AM Specialty, an Arizona-authorised domestic excess and surplus (E&S) lines carrier and accredited reinsurer based in Dallas, Texas, was launched in December 2022 by parent company AM Holding Company. The new entity was formed alongside AM RE Syndicate and AM Star Claims, all firms operating under the AM Holding Company umbrella.
Under the stewardship of Shevawn and Simon Barder, the founders of AM Holding Company, both former Lloyd’s veterans, the company positioned the launch as an opportunity to write business using its own capacity. It is in the process of securing licences across all 50 states following its transition into a full-stack balance sheet carrier.
Tassone has been brought in to execute that vision. He feels a solid start has been made—but is keen to leverage further opportunities he eyes in the market.
“I’ve been extremely pleased with what we have achieved this year,” he says. “We have leveraged many of our prior relationships as we build out our long-term programme business platform.
“While we’re a small team, around 20 employees, everyone within AM Specialty has a clear understanding of our business model with respect to underwriting, claims, data/analytics, and legal. The team also understands the big picture as we look out four or five years into the future, which excites me.”

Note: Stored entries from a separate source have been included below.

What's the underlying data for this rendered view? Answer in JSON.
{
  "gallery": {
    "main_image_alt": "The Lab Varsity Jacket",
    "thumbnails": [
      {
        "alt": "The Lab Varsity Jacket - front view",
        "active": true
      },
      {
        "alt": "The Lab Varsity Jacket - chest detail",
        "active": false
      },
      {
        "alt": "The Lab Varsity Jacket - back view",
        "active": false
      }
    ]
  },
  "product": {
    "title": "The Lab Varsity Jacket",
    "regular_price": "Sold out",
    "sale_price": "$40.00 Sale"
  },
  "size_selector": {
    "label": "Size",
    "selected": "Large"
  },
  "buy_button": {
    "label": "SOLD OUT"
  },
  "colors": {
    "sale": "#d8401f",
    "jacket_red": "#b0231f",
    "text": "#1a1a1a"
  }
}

Tassone stresses that the business strategy is to work with a select number of quality programme partners whose business model produces predictable loss ratios based on their underwriting expertise, unique insuring agreements, specialised claims and loss control services, and dedicated distribution networks.

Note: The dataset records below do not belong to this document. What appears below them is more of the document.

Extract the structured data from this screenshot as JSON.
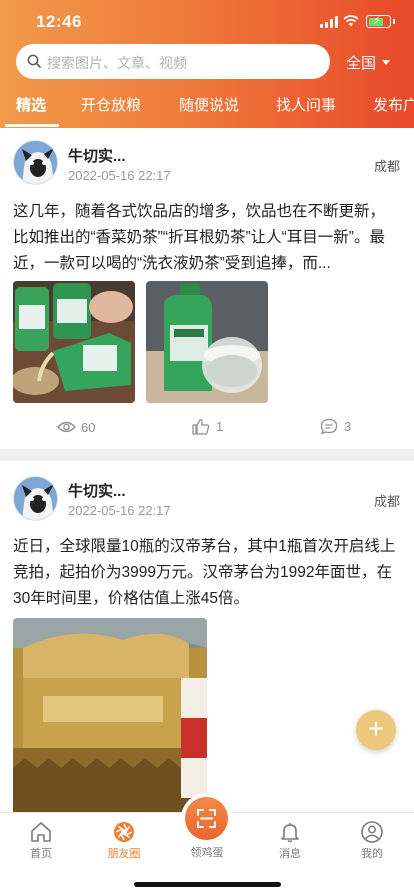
{
  "status": {
    "time": "12:46"
  },
  "search": {
    "placeholder": "搜索图片、文章、视频"
  },
  "region": {
    "label": "全国"
  },
  "tabs": [
    {
      "label": "精选",
      "active": true
    },
    {
      "label": "开仓放粮"
    },
    {
      "label": "随便说说"
    },
    {
      "label": "找人问事"
    },
    {
      "label": "发布广"
    }
  ],
  "posts": [
    {
      "author": "牛切实...",
      "date": "2022-05-16 22:17",
      "city": "成都",
      "text": "这几年，随着各式饮品店的增多，饮品也在不断更新，比如推出的“香菜奶茶”“折耳根奶茶”让人“耳目一新”。最近，一款可以喝的“洗衣液奶茶”受到追捧，而...",
      "views": "60",
      "likes": "1",
      "comments": "3"
    },
    {
      "author": "牛切实...",
      "date": "2022-05-16 22:17",
      "city": "成都",
      "text": "近日，全球限量10瓶的汉帝茅台，其中1瓶首次开启线上竞拍，起拍价为3999万元。汉帝茅台为1992年面世，在30年时间里，价格估值上涨45倍。"
    }
  ],
  "fab": {
    "label": "+"
  },
  "tabbar": {
    "items": [
      {
        "label": "首页",
        "icon": "home-icon"
      },
      {
        "label": "朋友圈",
        "icon": "aperture-icon",
        "active": true
      },
      {
        "label": "领鸡蛋",
        "icon": "scan-icon"
      },
      {
        "label": "消息",
        "icon": "bell-icon"
      },
      {
        "label": "我的",
        "icon": "user-icon"
      }
    ]
  },
  "colors": {
    "accent": "#ee7d35",
    "header_start": "#f19a4c",
    "header_end": "#e8492b",
    "fab": "#edc87a"
  }
}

“As an underwriting first company, there is no pressure to write top-line business for the sake of hitting a premium target. It is all about underwriting profit.
“Programmes where price is a driver will not fit into our underwriting model,” he says.
Tassone believes that current market conditions provide AM Specialty opportunities to speak with reinsurers about their approach toward the programme business, opening the door to more direct and reinsurance opportunities. He is also clear that the long-term plan is to write more direct business and grow this as a percentage of the portfolio over time.
“That is the ultimate goal: to leverage our longstanding relationships to write select direct insurance business. Capacity is key, and as markets decide how to deploy their capacity, we have a plan in place that opens the door to more programme opportunities.
“Our current business plan stretches out to 2028. This includes a direct and reinsurance business pipeline, and it is a question of what we write directly and what we assume as we build our portfolio for the future,” he explains.
The emphasis at present is on property, short-tail casualty, and cyber, while AM Specialty also has significant underwriting experience with auto physical damage, motor truck cargo, and pleasure craft. It considers all this through a sharp lens of diversification in terms of both geography and line of business.
“While the future is bright, we will take a cautious approach to the opportunities that come to us. Regarding existing business, if we see an area that is performing at or better than expected, we will look to expand those segments. Alternatively, we will work with our programme partners to execute improvement plans in areas that are underperforming.
“While the journey ahead promises challenges, we believe our unwavering commitment to strategic growth, underwriting excellence, and collaborative partnerships will position us at the forefront of progress within the programme insurance landscape,” he concludes.